Intan powered off her Doll and leaped out of the cockpit. She ran. Half-melted shrapnel lay scattered across the shore, hissing with steam. The war drums, still beating out their solemn message, sounded far and distant. By the time Intan reached the fallen pilot, she could no longer hear the drums over the pounding of her own heart.
She recognized the pretty brown-skinned girl lying there as one of her fellow first years, though not from her division.
“Hey!” she said. “Are you okay?”
The girl turned to her with some effort, eyes dark and glassy. Intan recoiled as she realized the girl’s face was covered in severe burns. Her body was tangled in her parachute; blood stained the silk dark and continued to pool around her chest.
The girl shifted her hand, as if to speak. Intan was struck again by the strange sense of sorrow in the girl’s gesture, which seemed to echo the earlier, stilted movements of her Doll.
“Wait,” said Intan. “Don’t move. Don’t say anything.”
She ran again toward the lake, scouring through her rudimentary knowledge of first aid. Accidents happened often back home. But never anything quite so serious as this.
Water first, she thought. She scooped up as much as her trembling hands would hold. Ran back, splashed it over the girl’s face. Better to move her to the lake, but with the girl losing blood so quickly, Intan dared not take that risk.
There was a familiar loud humming in the sky. Intan looked up to see one of the hummingbird medic transports hovering nearby.

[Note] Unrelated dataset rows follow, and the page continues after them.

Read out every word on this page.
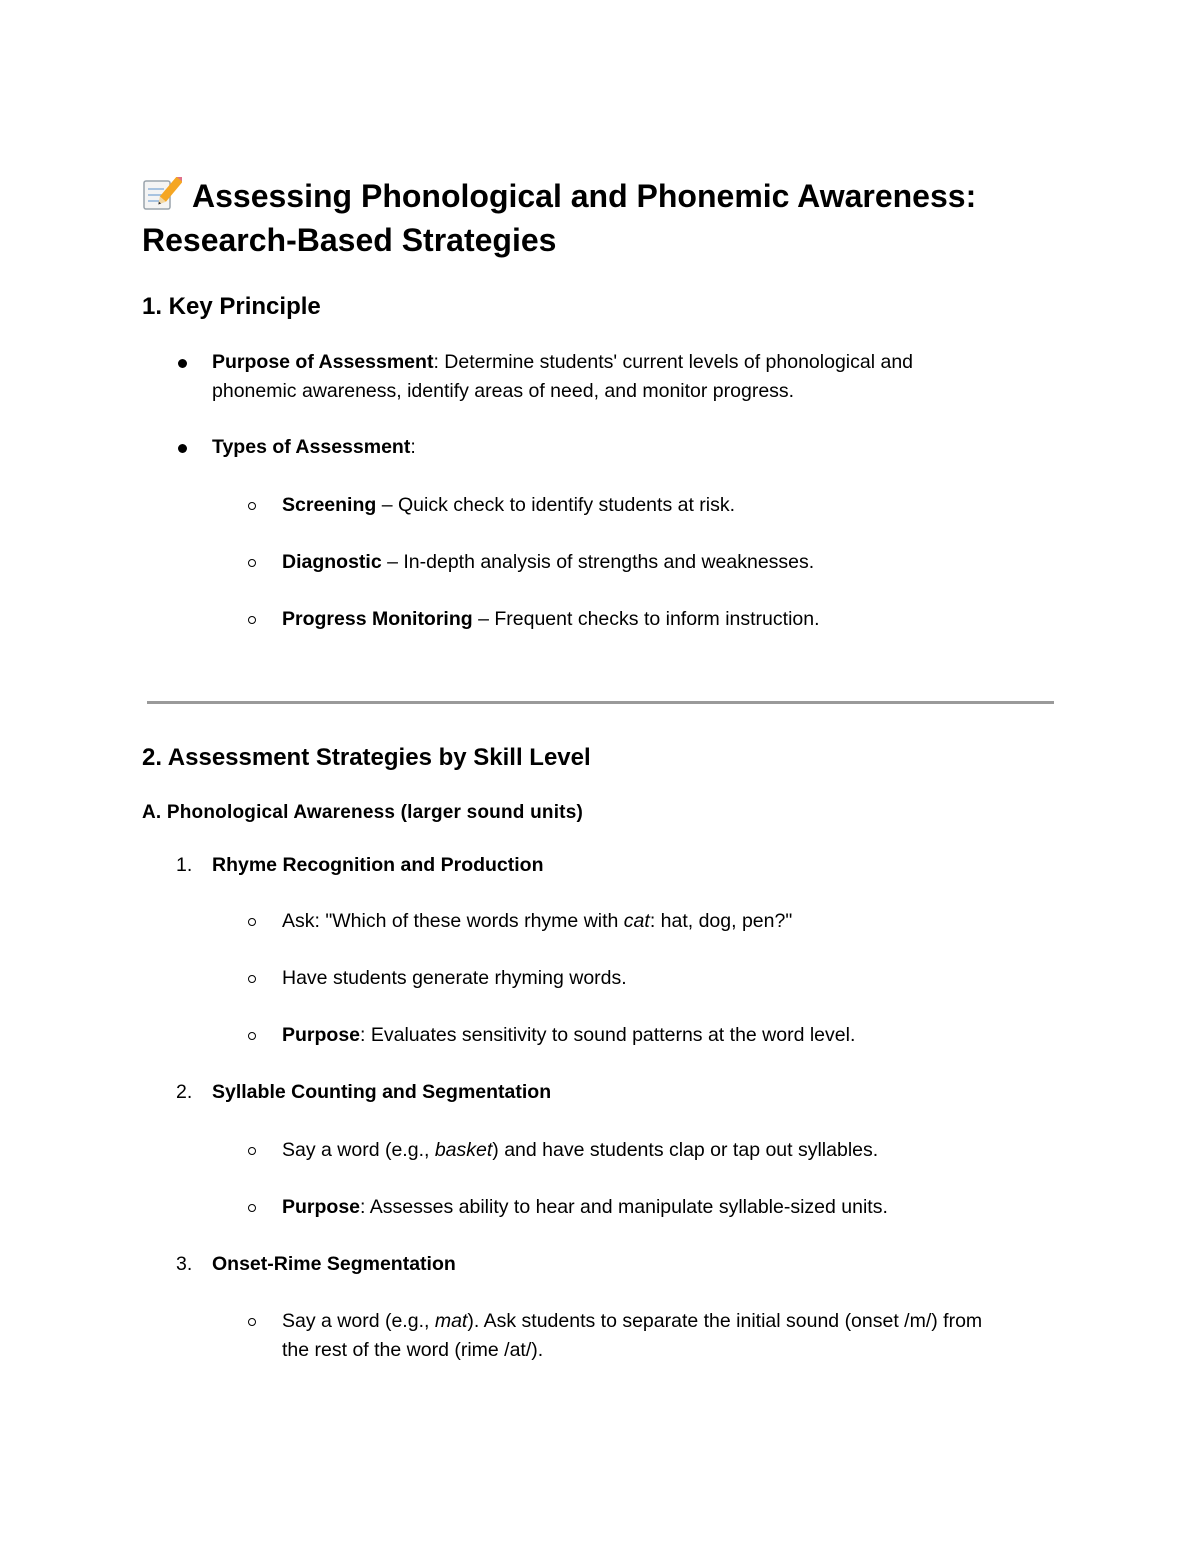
Assessing Phonological and Phonemic Awareness:
Research-Based Strategies
1. Key Principle
Purpose of Assessment: Determine students' current levels of phonological and
phonemic awareness, identify areas of need, and monitor progress.
Types of Assessment:
Screening – Quick check to identify students at risk.
Diagnostic – In-depth analysis of strengths and weaknesses.
Progress Monitoring – Frequent checks to inform instruction.
2. Assessment Strategies by Skill Level
A. Phonological Awareness (larger sound units)
1. Rhyme Recognition and Production
Ask: "Which of these words rhyme with cat: hat, dog, pen?"
Have students generate rhyming words.
Purpose: Evaluates sensitivity to sound patterns at the word level.
2. Syllable Counting and Segmentation
Say a word (e.g., basket) and have students clap or tap out syllables.
Purpose: Assesses ability to hear and manipulate syllable-sized units.
3. Onset-Rime Segmentation
Say a word (e.g., mat). Ask students to separate the initial sound (onset /m/) from
the rest of the word (rime /at/).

A sandy-haired man opened the door and jumped out.
“It’s going to be all right,” Intan told the girl. “Help’s here.”
But when she looked again she realized that it was no man, but rather a boy about their own age, dressed in the lotus-marked uniform of a student medic.
“What the hell do you think you’re doing?” he shouted, shoving Intan aside without a second glance. He knelt down by the injured girl. Took out a curved knife and cut the tangled silk free. Then turned very, very still.

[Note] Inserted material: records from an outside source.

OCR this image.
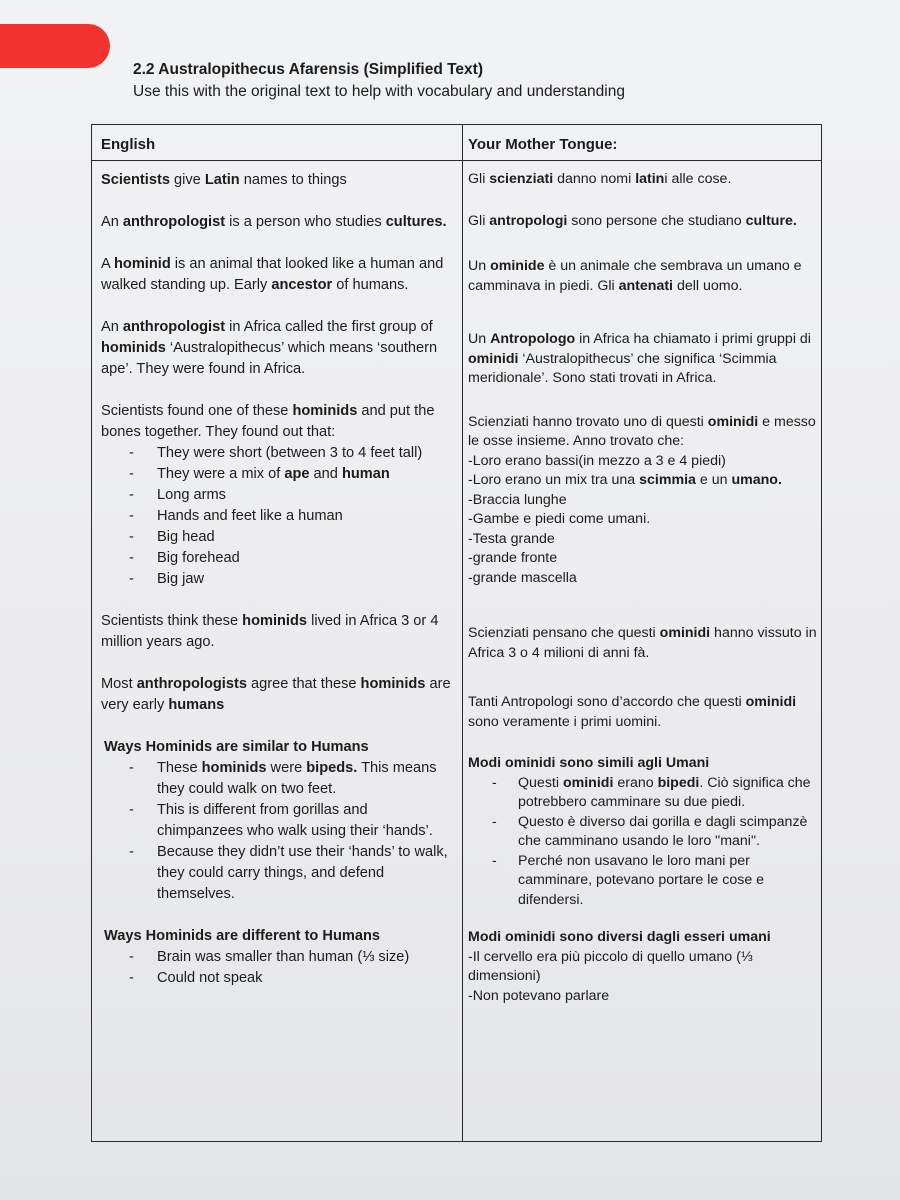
2.2 Australopithecus Afarensis (Simplified Text)

Use this with the original text to help with vocabulary and understanding

English	Your Mother Tongue:

Scientists give Latin names to things

An anthropologist is a person who studies cultures.

A hominid is an animal that looked like a human and walked standing up. Early ancestor of humans.

An anthropologist in Africa called the first group of hominids ‘Australopithecus’ which means ‘southern ape’. They were found in Africa.

Scientists found one of these hominids and put the bones together. They found out that:

- They were short (between 3 to 4 feet tall)
- They were a mix of ape and human
- Long arms
- Hands and feet like a human
- Big head
- Big forehead
- Big jaw

Scientists think these hominids lived in Africa 3 or 4 million years ago.

Most anthropologists agree that these hominids are very early humans

Ways Hominids are similar to Humans

- These hominids were bipeds. This means they could walk on two feet.
- This is different from gorillas and chimpanzees who walk using their ‘hands’.
- Because they didn’t use their ‘hands’ to walk, they could carry things, and defend themselves.

Ways Hominids are different to Humans

- Brain was smaller than human (⅓ size)
- Could not speak

Gli scienziati danno nomi latini alle cose.

Gli antropologi sono persone che studiano culture.

Un ominide è un animale che sembrava un umano e camminava in piedi. Gli antenati dell uomo.

Un Antropologo in Africa ha chiamato i primi gruppi di ominidi ‘Australopithecus’ che significa ‘Scimmia meridionale’. Sono stati trovati in Africa.

Scienziati hanno trovato uno di questi ominidi e messo le osse insieme. Anno trovato che:

-Loro erano bassi(in mezzo a 3 e 4 piedi)

-Loro erano un mix tra una scimmia e un umano.

-Braccia lunghe

-Gambe e piedi come umani.

-Testa grande

-grande fronte

-grande mascella

Scienziati pensano che questi ominidi hanno vissuto in Africa 3 o 4 milioni di anni fà.

Tanti Antropologi sono d’accordo che questi ominidi sono veramente i primi uomini.

Modi ominidi sono simili agli Umani

- Questi ominidi erano bipedi. Ciò significa che potrebbero camminare su due piedi.
- Questo è diverso dai gorilla e dagli scimpanzè che camminano usando le loro "mani".
- Perché non usavano le loro mani per camminare, potevano portare le cose e difendersi.

Modi ominidi sono diversi dagli esseri umani

-Il cervello era più piccolo di quello umano (⅓ dimensioni)

-Non potevano parlare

“Fuck.” He stood, knife forgotten. Spun around, grabbed Intan’s shoulders. “Do you even understand what you’ve just done? What the fuck were you thinking? Trying to play the damn hero?”

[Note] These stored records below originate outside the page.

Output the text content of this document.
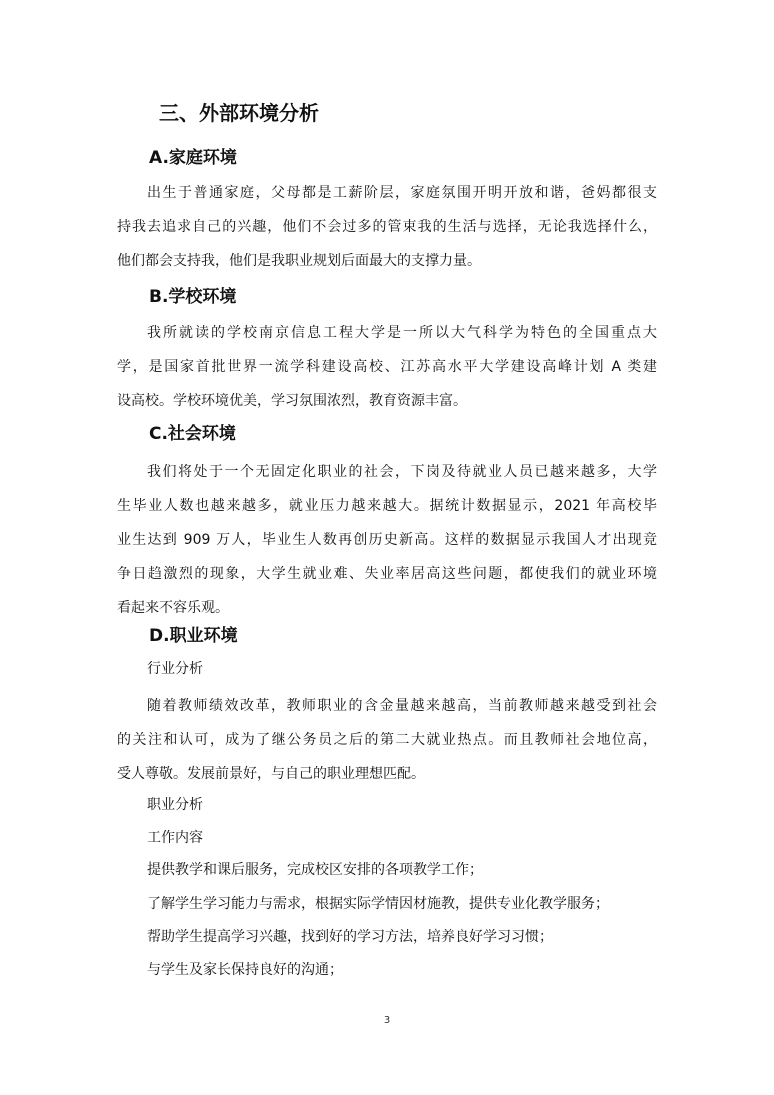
三、外部环境分析
A.家庭环境
出生于普通家庭，父母都是工薪阶层，家庭氛围开明开放和谐，爸妈都很支
持我去追求自己的兴趣，他们不会过多的管束我的生活与选择，无论我选择什么，
他们都会支持我，他们是我职业规划后面最大的支撑力量。
B.学校环境
我所就读的学校南京信息工程大学是一所以大气科学为特色的全国重点大
学，是国家首批世界一流学科建设高校、江苏高水平大学建设高峰计划 A 类建
设高校。学校环境优美，学习氛围浓烈，教育资源丰富。
C.社会环境
我们将处于一个无固定化职业的社会，下岗及待就业人员已越来越多，大学
生毕业人数也越来越多，就业压力越来越大。据统计数据显示，2021 年高校毕
业生达到 909 万人，毕业生人数再创历史新高。这样的数据显示我国人才出现竞
争日趋激烈的现象，大学生就业难、失业率居高这些问题，都使我们的就业环境
看起来不容乐观。
D.职业环境
行业分析
随着教师绩效改革，教师职业的含金量越来越高，当前教师越来越受到社会
的关注和认可，成为了继公务员之后的第二大就业热点。而且教师社会地位高，
受人尊敬。发展前景好，与自己的职业理想匹配。
职业分析
工作内容
提供教学和课后服务，完成校区安排的各项教学工作；
了解学生学习能力与需求，根据实际学情因材施教，提供专业化教学服务；
帮助学生提高学习兴趣，找到好的学习方法，培养良好学习习惯；
与学生及家长保持良好的沟通；
3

Intan stiffened, but did not look away from the twisted, desperate anger in his face. She said, quietly, “Because she looked so sad…”
For a moment he looked like he was going to hit her, or throw her to the ground. But he let go.
“You fool,” he spat. “There’s a fucking reason the protocol exists.”
“Then why hasn’t security arrived yet?” They should have come long ago, she thought. Even if they had been held up with the other Doll — Only then did she realize that the war drums’ beat had changed once more.
The other Doll had escaped.
The boy clenched his fist. Dropped it, as if coming to the same realization. He swore again.
A soft voice interrupted. “Please.”
Intan and the boy both turned.
“Please,” the injured girl repeated hoarsely.
“Shut up!” snapped the boy. “You’re only going to make yourself worse!”
The girl’s lips quirked into a shadowed smile.
Intan crouched down at her side. In the distance she could hear the screech of arriving ground transports, but she did not move away. The boy stood at her shoulder, silent but taut.
With some effort, the injured girl lifted her hand, as if pointing toward the heavens above.
“Ausos… must not be awakened.”
A few shuddering breaths later, she was dead.